The thing that is odd is how he sleeps. He just lets his legs hang out in all directions and flops his head over in the dirt, closes his eyes and just goes to sleep all splayed out like that. His head is twisted around so it's laying sideways. First time I caught him doing this, I thought he had died. I touched him and startled us both, but now we see him do this all the time and it seems normal for him. Never seen anything like it, and I think "No wonder he lost a foot.".

He is alert and healthy, not fat, and eats worms, Dubia, melon, cantaloupe, berries, some greens, etc. and gets a good varied diet. We have four bearded dragons and the turtle gets fed much of what they eat, plus the worms. His bowel movements are normal.
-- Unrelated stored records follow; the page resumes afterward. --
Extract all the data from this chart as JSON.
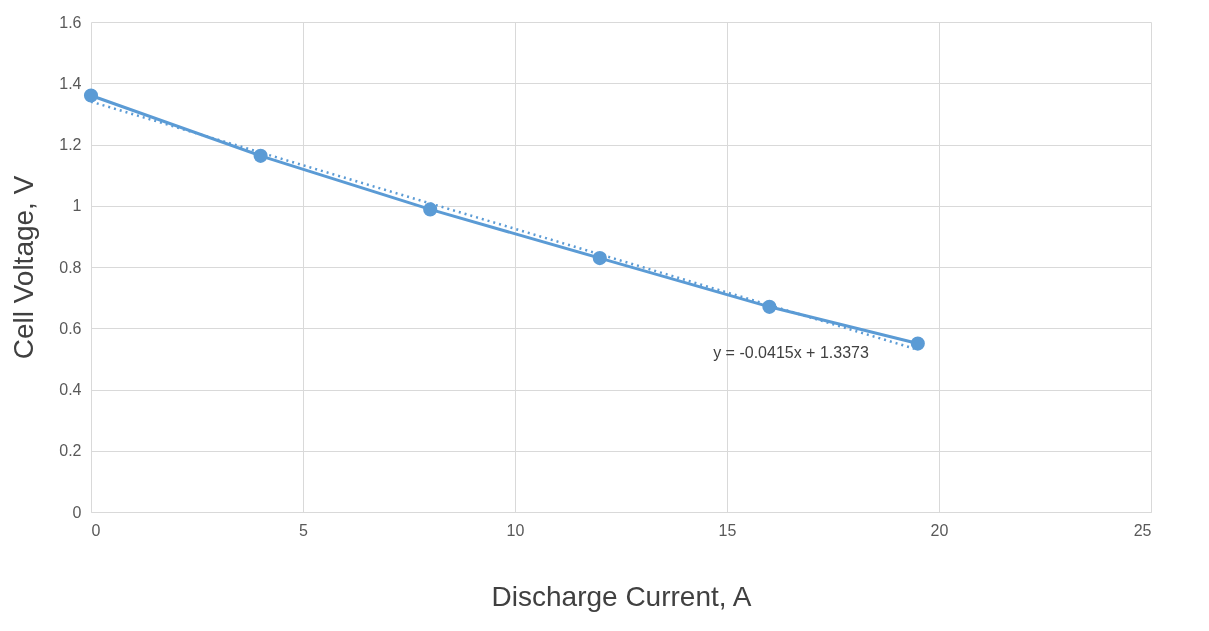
{
  "chart_data": {
    "type": "line",
    "xlabel": "Discharge Current, A",
    "ylabel": "Cell Voltage, V",
    "xlim": [
      0,
      25
    ],
    "xticks": [
      0,
      5,
      10,
      15,
      20,
      25
    ],
    "ylim": [
      0,
      1.6
    ],
    "yticks": [
      0,
      0.2,
      0.4,
      0.6,
      0.8,
      1,
      1.2,
      1.4,
      1.6
    ],
    "grid": true,
    "series": [
      {
        "type": "line",
        "color": "#5b9bd5",
        "marker": "circle",
        "line_style": "solid",
        "x": [
          0,
          4,
          8,
          12,
          16,
          19.5
        ],
        "values": [
          1.36,
          1.163,
          0.988,
          0.829,
          0.67,
          0.55
        ]
      },
      {
        "type": "line",
        "color": "#5b9bd5",
        "marker": "none",
        "line_style": "dotted",
        "x": [
          0,
          19.5
        ],
        "values": [
          1.34,
          0.53
        ]
      }
    ],
    "annotations": [
      "y = -0.0415x + 1.3373"
    ]
  }
}
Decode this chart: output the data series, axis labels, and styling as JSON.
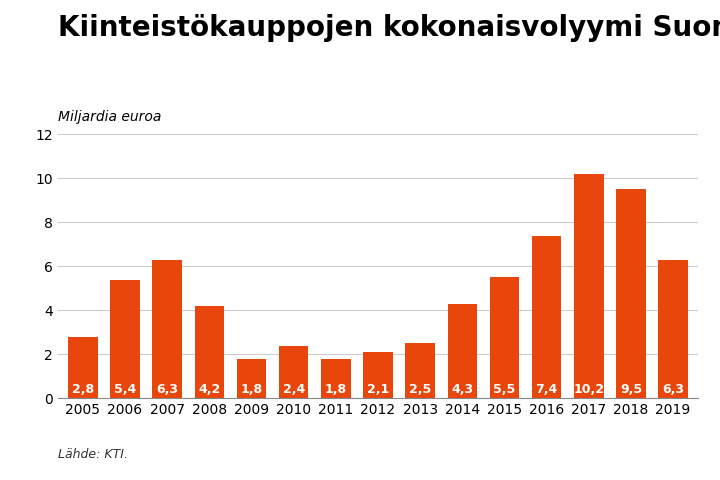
{
  "title": "Kiinteistökauppojen kokonaisvolyymi Suomessa",
  "ylabel": "Miljardia euroa",
  "source": "Lähde: KTI.",
  "years": [
    2005,
    2006,
    2007,
    2008,
    2009,
    2010,
    2011,
    2012,
    2013,
    2014,
    2015,
    2016,
    2017,
    2018,
    2019
  ],
  "values": [
    2.8,
    5.4,
    6.3,
    4.2,
    1.8,
    2.4,
    1.8,
    2.1,
    2.5,
    4.3,
    5.5,
    7.4,
    10.2,
    9.5,
    6.3
  ],
  "bar_color": "#E8460A",
  "label_color": "#FFFFFF",
  "background_color": "#FFFFFF",
  "ylim": [
    0,
    12
  ],
  "yticks": [
    0,
    2,
    4,
    6,
    8,
    10,
    12
  ],
  "title_fontsize": 20,
  "ylabel_fontsize": 10,
  "label_fontsize": 9,
  "source_fontsize": 9,
  "tick_fontsize": 10,
  "grid_color": "#CCCCCC",
  "bottom_spine_color": "#888888"
}
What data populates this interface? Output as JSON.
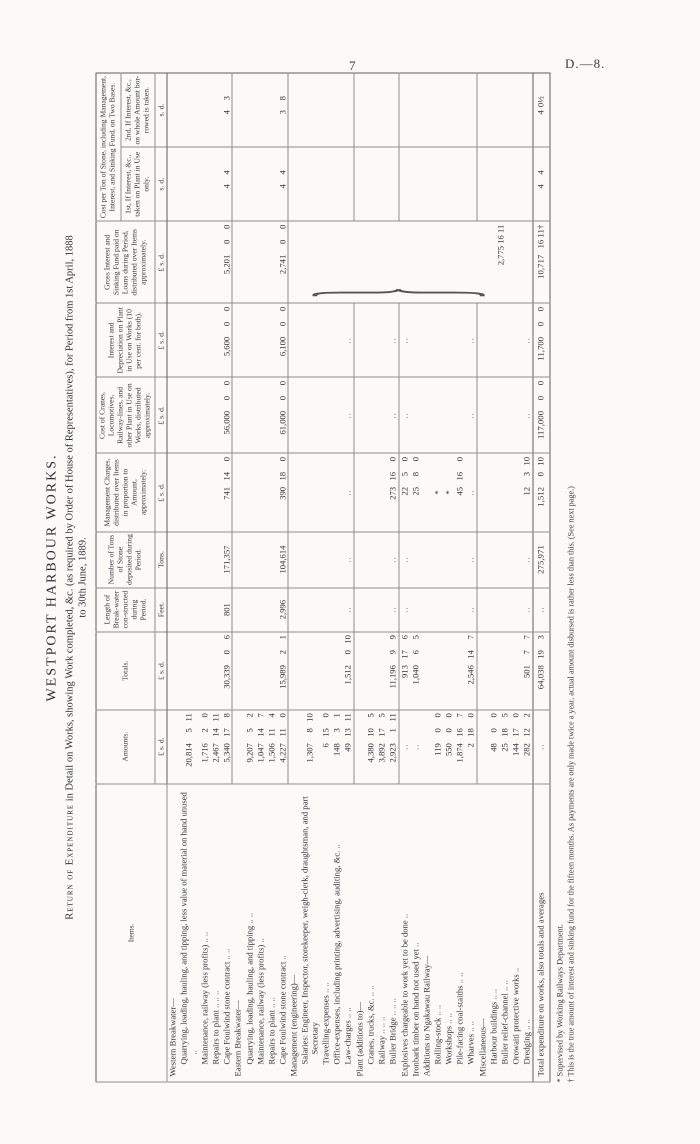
{
  "page": {
    "number": "7",
    "doc_ref": "D.—8."
  },
  "title": {
    "heading": "WESTPORT HARBOUR WORKS.",
    "subtitle_caps": "Return of Expenditure",
    "subtitle_rest": " in Detail on Works, showing Work completed, &c. (as required by Order of House of Representatives), for Period from 1st April, 1888",
    "subtitle_line2": "to 30th June, 1889."
  },
  "table": {
    "columns": [
      {
        "key": "items",
        "label": "Items.",
        "unit": ""
      },
      {
        "key": "amt",
        "label": "Amounts.",
        "unit": "£ s. d."
      },
      {
        "key": "tot",
        "label": "Totals.",
        "unit": "£ s. d."
      },
      {
        "key": "feet",
        "label": "Length of Break-water con-structed during Period.",
        "unit": "Feet."
      },
      {
        "key": "tons",
        "label": "Number of Tons of Stone deposited during Period.",
        "unit": "Tons."
      },
      {
        "key": "mgmt",
        "label": "Management Charges, distributed over Items in proportion to Amount, approximately.",
        "unit": "£ s. d."
      },
      {
        "key": "cranes",
        "label": "Cost of Cranes, Locomotives, Railway-lines, and other Plant in Use on Works, distributed approximately.",
        "unit": "£ s. d."
      },
      {
        "key": "intr",
        "label": "Interest and Depreciation on Plant in Use on Works (10 per cent. for both).",
        "unit": "£ s. d."
      },
      {
        "key": "gross",
        "label": "Gross Interest and Sinking Fund paid on Loans during Period, distributed over Items approximately.",
        "unit": "£ s. d."
      },
      {
        "key": "b1",
        "label": "1st, If Interest, &c., taken on Plant in Use only.",
        "unit": "s. d."
      },
      {
        "key": "b2",
        "label": "2nd, If Interest, &c., on whole Amount bor-rowed is taken.",
        "unit": "s. d."
      }
    ],
    "super_header": {
      "label": "Cost per Ton of Stone, including Management, Interest, and Sinking Fund, on Two Bases."
    },
    "rows": [
      {
        "label": "Western Breakwater—",
        "ind": 0
      },
      {
        "label": "Quarrying, loading, hauling, and tipping, less value of material on hand unused ..",
        "ind": 1,
        "amt": "20,814 5 11"
      },
      {
        "label": "Maintenance, railway (less profits) .. ..",
        "ind": 1,
        "amt": "1,716 2 0"
      },
      {
        "label": "Repairs to plant .. .. ..",
        "ind": 1,
        "amt": "2,467 14 11"
      },
      {
        "label": "Cape Foulwind stone contract .. ..",
        "ind": 1,
        "amt": "5,340 17 8",
        "tot": "30,339 0 6",
        "feet": "801",
        "tons": "171,357",
        "mgmt": "741 14 0",
        "cranes": "56,000 0 0",
        "intr": "5,600 0 0",
        "gross": "5,201 0 0",
        "b1": "4 4",
        "b2": "4 3"
      },
      {
        "label": "Eastern Breakwater—",
        "ind": 0,
        "sep": true
      },
      {
        "label": "Quarrying, loading, hauling, and tipping .. ..",
        "ind": 1,
        "amt": "9,207 5 2"
      },
      {
        "label": "Maintenance, railway (less profits) ..",
        "ind": 1,
        "amt": "1,047 14 7"
      },
      {
        "label": "Repairs to plant .. ..",
        "ind": 1,
        "amt": "1,506 11 4"
      },
      {
        "label": "Cape Foulwind stone contract ..",
        "ind": 1,
        "amt": "4,227 11 0",
        "tot": "15,989 2 1",
        "feet": "2,996",
        "tons": "104,614",
        "mgmt": "390 18 0",
        "cranes": "61,000 0 0",
        "intr": "6,100 0 0",
        "gross": "2,741 0 0",
        "b1": "4 4",
        "b2": "3 8"
      },
      {
        "label": "Management (engineering)—",
        "ind": 0,
        "sep": true
      },
      {
        "label": "Salaries: Engineer, Inspector, storekeeper, weigh-clerk, draughtsman, and part Secretary",
        "ind": 1,
        "amt": "1,307 8 10"
      },
      {
        "label": "Travelling-expenses .. ..",
        "ind": 1,
        "amt": "6 15 0"
      },
      {
        "label": "Office-expenses, including printing, advertising, auditing, &c. ..",
        "ind": 1,
        "amt": "148 3 1"
      },
      {
        "label": "Law-charges .. ..",
        "ind": 1,
        "amt": "49 13 11",
        "tot": "1,512 0 10",
        "feet": "..",
        "tons": "..",
        "mgmt": "..",
        "cranes": "..",
        "intr": ".."
      },
      {
        "label": "Plant (additions to)—",
        "ind": 0,
        "sep": true
      },
      {
        "label": "Cranes, trucks, &c. .. ..",
        "ind": 1,
        "amt": "4,380 10 5"
      },
      {
        "label": "Railway .. .. ..",
        "ind": 1,
        "amt": "3,892 17 5"
      },
      {
        "label": "Buller Bridge .. .. ..",
        "ind": 1,
        "amt": "2,923 1 11",
        "tot": "11,196 9 9",
        "feet": "..",
        "tons": "..",
        "mgmt": "273 16 0",
        "cranes": "..",
        "intr": ".."
      },
      {
        "label": "Explosives chargeable to work yet to be done ..",
        "ind": 0,
        "sep": true,
        "amt": "..",
        "tot": "913 17 6",
        "feet": "..",
        "tons": "..",
        "mgmt": "22 5 0",
        "cranes": "..",
        "intr": ".."
      },
      {
        "label": "Ironbark timber on hand not used yet ..",
        "ind": 0,
        "amt": "..",
        "tot": "1,040 6 5",
        "mgmt": "25 8 0"
      },
      {
        "label": "Additions to Ngakawau Railway—",
        "ind": 0
      },
      {
        "label": "Rolling-stock .. ..",
        "ind": 1,
        "amt": "119 0 0",
        "mgmt": "*"
      },
      {
        "label": "Workshops .. ..",
        "ind": 1,
        "amt": "550 0 0",
        "mgmt": "*"
      },
      {
        "label": "Pile-facing coal-staiths .. ..",
        "ind": 1,
        "amt": "1,874 16 7",
        "mgmt": "45 16 0"
      },
      {
        "label": "Wharves .. ..",
        "ind": 1,
        "amt": "2 18 0",
        "tot": "2,546 14 7",
        "feet": "..",
        "tons": "..",
        "mgmt": "..",
        "cranes": "..",
        "intr": ".."
      },
      {
        "label": "Miscellaneous—",
        "ind": 0,
        "sep": true
      },
      {
        "label": "Harbour buildings .. ..",
        "ind": 1,
        "amt": "48 0 0"
      },
      {
        "label": "Buller relief-channel .. ..",
        "ind": 1,
        "amt": "25 18 5"
      },
      {
        "label": "Orowaiti protective works ..",
        "ind": 1,
        "amt": "144 17 0"
      },
      {
        "label": "Dredging .. ..",
        "ind": 1,
        "amt": "282 12 2",
        "tot": "501 7 7",
        "feet": "..",
        "tons": "..",
        "mgmt": "12 3 10",
        "cranes": "..",
        "intr": ".."
      }
    ],
    "brace": {
      "from": 10,
      "span": 21,
      "value": "2,775 16 11"
    },
    "total_row": {
      "label": "Total expenditure on works, also totals and averages",
      "amt": "..",
      "tot": "64,038 19 3",
      "feet": "..",
      "tons": "275,971",
      "mgmt": "1,512 0 10",
      "cranes": "117,000 0 0",
      "intr": "11,700 0 0",
      "gross": "10,717 16 11†",
      "b1": "4 4",
      "b2": "4 0½"
    }
  },
  "footnotes": [
    "* Supervised by Working Railways Department.",
    "† This is the true amount of interest and sinking fund for the fifteen months.  As payments are only made twice a year, actual amount disbursed is rather less than this.  (See next page.)"
  ]
}
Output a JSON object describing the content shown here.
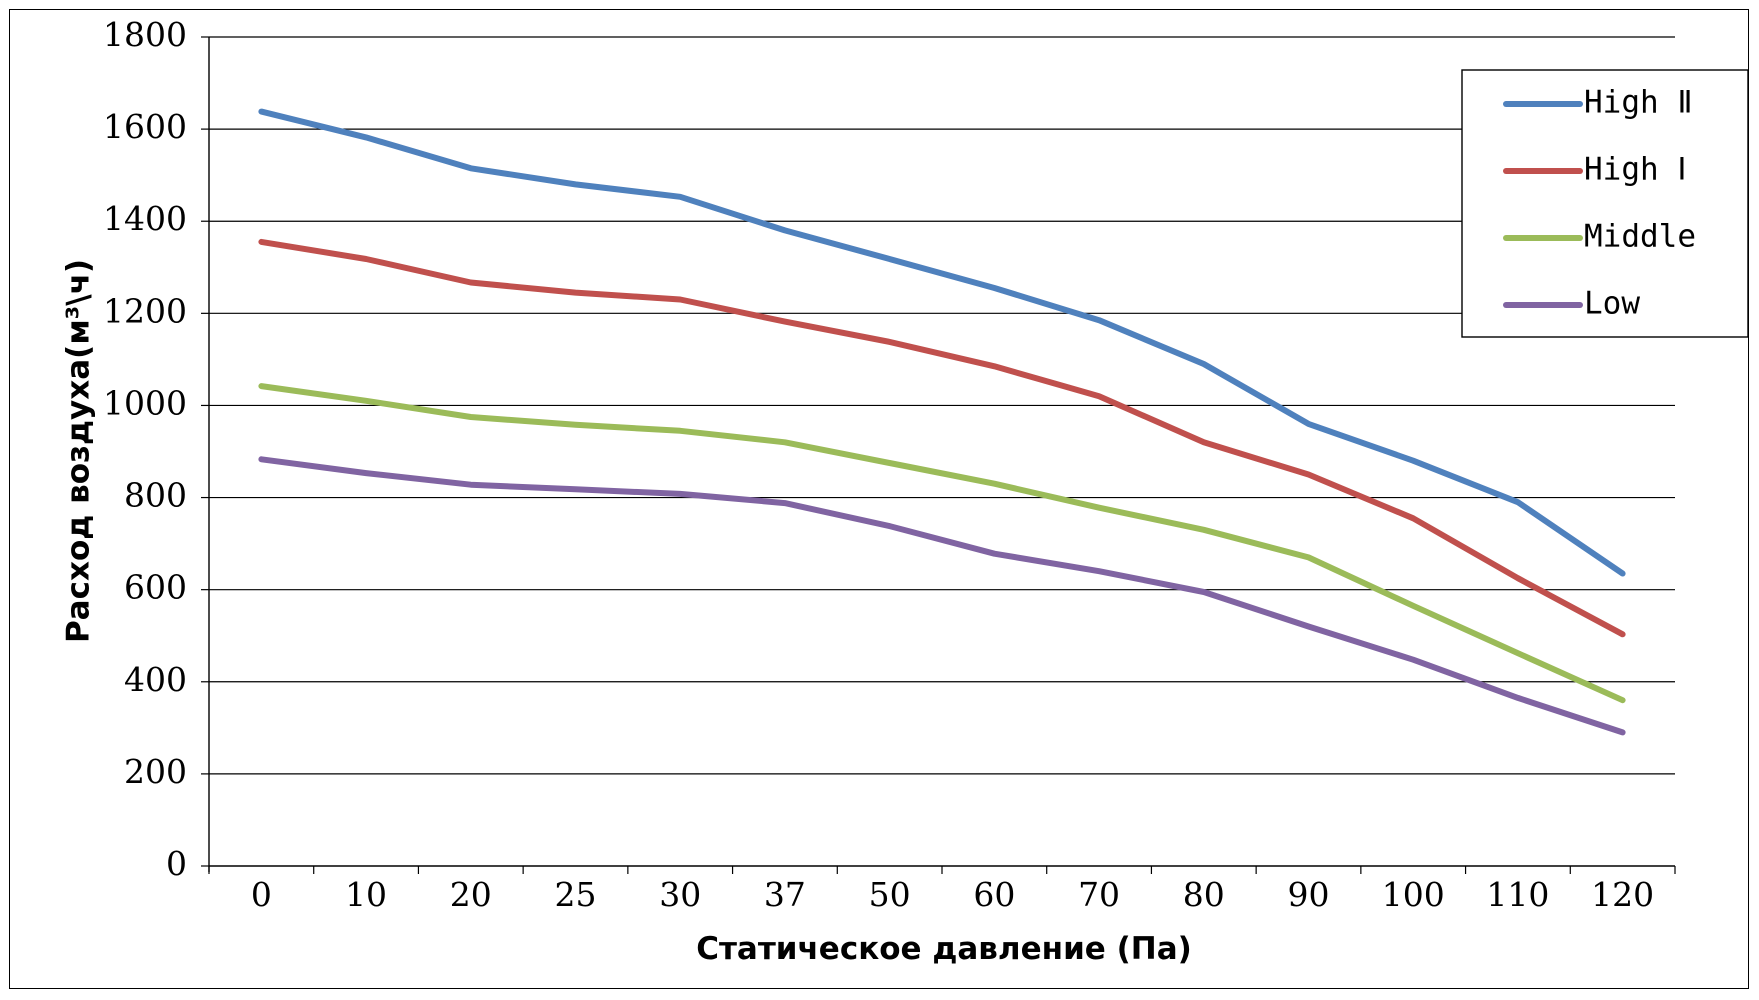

We keep his humidity up and his eyes are clean and clear. He can close his shell up normally, but just doesn't ever seem to be threatened enough to make it worth doing. When we reach for him, he is mainly trying to see what we are bringing him and is used to being repositioned in front of a food dish.

I've had sliders that stretch out in the 'sun', but that seems more 'natural' somehow and all of the EBTs I had as a kid slept with their shells mostly closed or at least with their extremities withdrawn.

Anyone see this behavior in BTs? Is it anything to be concerned with?